For structured clinical data with a binary outcome, that reasoning leads to XGBoost. For unstructured clinical text with a language understanding requirement, it leads to Claude or GPT. For a real-time authorization decision that needs both, it leads to a hybrid: classical ML for the risk score and an LLM for the narrative explanation. The architecture should match the problem, not the other way around.
The cost_usd field, the calibration plot, the committed benchmark, and the cautions.md document are not features of this specific prototype. They are artifacts that any production AI program in a regulated clinical environment needs to produce before a model reaches a patient. This prototype demonstrates what it looks like when those artifacts are treated as first-class deliverables rather than afterthoughts.
Right Tool for the Right Problem
Billy Beane did not win because he had better statisticians than everyone else. He won because he asked a more precise question: which metric actually predicts runs? Once you ask the precise question, the right model becomes obvious.

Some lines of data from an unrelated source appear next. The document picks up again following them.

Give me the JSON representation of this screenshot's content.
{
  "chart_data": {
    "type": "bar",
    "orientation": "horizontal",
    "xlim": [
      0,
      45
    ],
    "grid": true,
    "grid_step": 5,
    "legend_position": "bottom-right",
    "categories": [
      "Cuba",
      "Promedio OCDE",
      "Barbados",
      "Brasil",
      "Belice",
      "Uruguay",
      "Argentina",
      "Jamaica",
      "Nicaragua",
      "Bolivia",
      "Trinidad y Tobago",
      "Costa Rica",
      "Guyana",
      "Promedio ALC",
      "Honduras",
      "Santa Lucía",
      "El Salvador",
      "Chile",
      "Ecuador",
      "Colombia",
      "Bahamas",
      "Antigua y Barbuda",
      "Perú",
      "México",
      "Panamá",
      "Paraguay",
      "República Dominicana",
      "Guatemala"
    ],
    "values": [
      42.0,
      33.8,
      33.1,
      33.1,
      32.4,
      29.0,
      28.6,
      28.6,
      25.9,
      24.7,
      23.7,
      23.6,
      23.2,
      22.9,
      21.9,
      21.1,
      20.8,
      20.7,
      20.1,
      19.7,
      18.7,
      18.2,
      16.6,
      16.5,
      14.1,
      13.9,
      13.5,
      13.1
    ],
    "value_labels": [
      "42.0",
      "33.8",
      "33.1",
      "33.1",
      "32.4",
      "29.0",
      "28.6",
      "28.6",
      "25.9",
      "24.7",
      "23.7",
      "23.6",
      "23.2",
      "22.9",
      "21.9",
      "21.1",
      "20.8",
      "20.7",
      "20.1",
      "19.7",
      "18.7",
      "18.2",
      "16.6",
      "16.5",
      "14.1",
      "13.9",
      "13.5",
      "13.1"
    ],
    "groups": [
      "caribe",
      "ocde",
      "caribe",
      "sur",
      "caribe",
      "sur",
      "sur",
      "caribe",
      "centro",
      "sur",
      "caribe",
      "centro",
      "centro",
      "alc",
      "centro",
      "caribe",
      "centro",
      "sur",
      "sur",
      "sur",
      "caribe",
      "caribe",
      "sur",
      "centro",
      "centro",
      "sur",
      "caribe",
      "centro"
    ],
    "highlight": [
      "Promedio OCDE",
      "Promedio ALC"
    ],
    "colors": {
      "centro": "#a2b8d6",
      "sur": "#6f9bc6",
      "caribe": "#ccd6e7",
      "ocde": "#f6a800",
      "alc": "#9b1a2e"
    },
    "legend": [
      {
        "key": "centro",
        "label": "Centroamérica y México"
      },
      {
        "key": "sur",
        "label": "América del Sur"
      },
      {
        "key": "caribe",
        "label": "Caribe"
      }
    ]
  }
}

The right question for 30-day hospital readmission prediction is not "can an AI do this?" Every AI can do this. The right question is: which model produces a calibrated probability in 15 milliseconds with auditable feature attribution and a reproducible benchmark that a medical director can review before it touches a patient workflow?
That question has a clear answer. It is in the repository at github.com/paullopez-ai/readmission-risk-scorer. The benchmark is committed. The cautions are documented. The model is not the impressive one. It is the right one.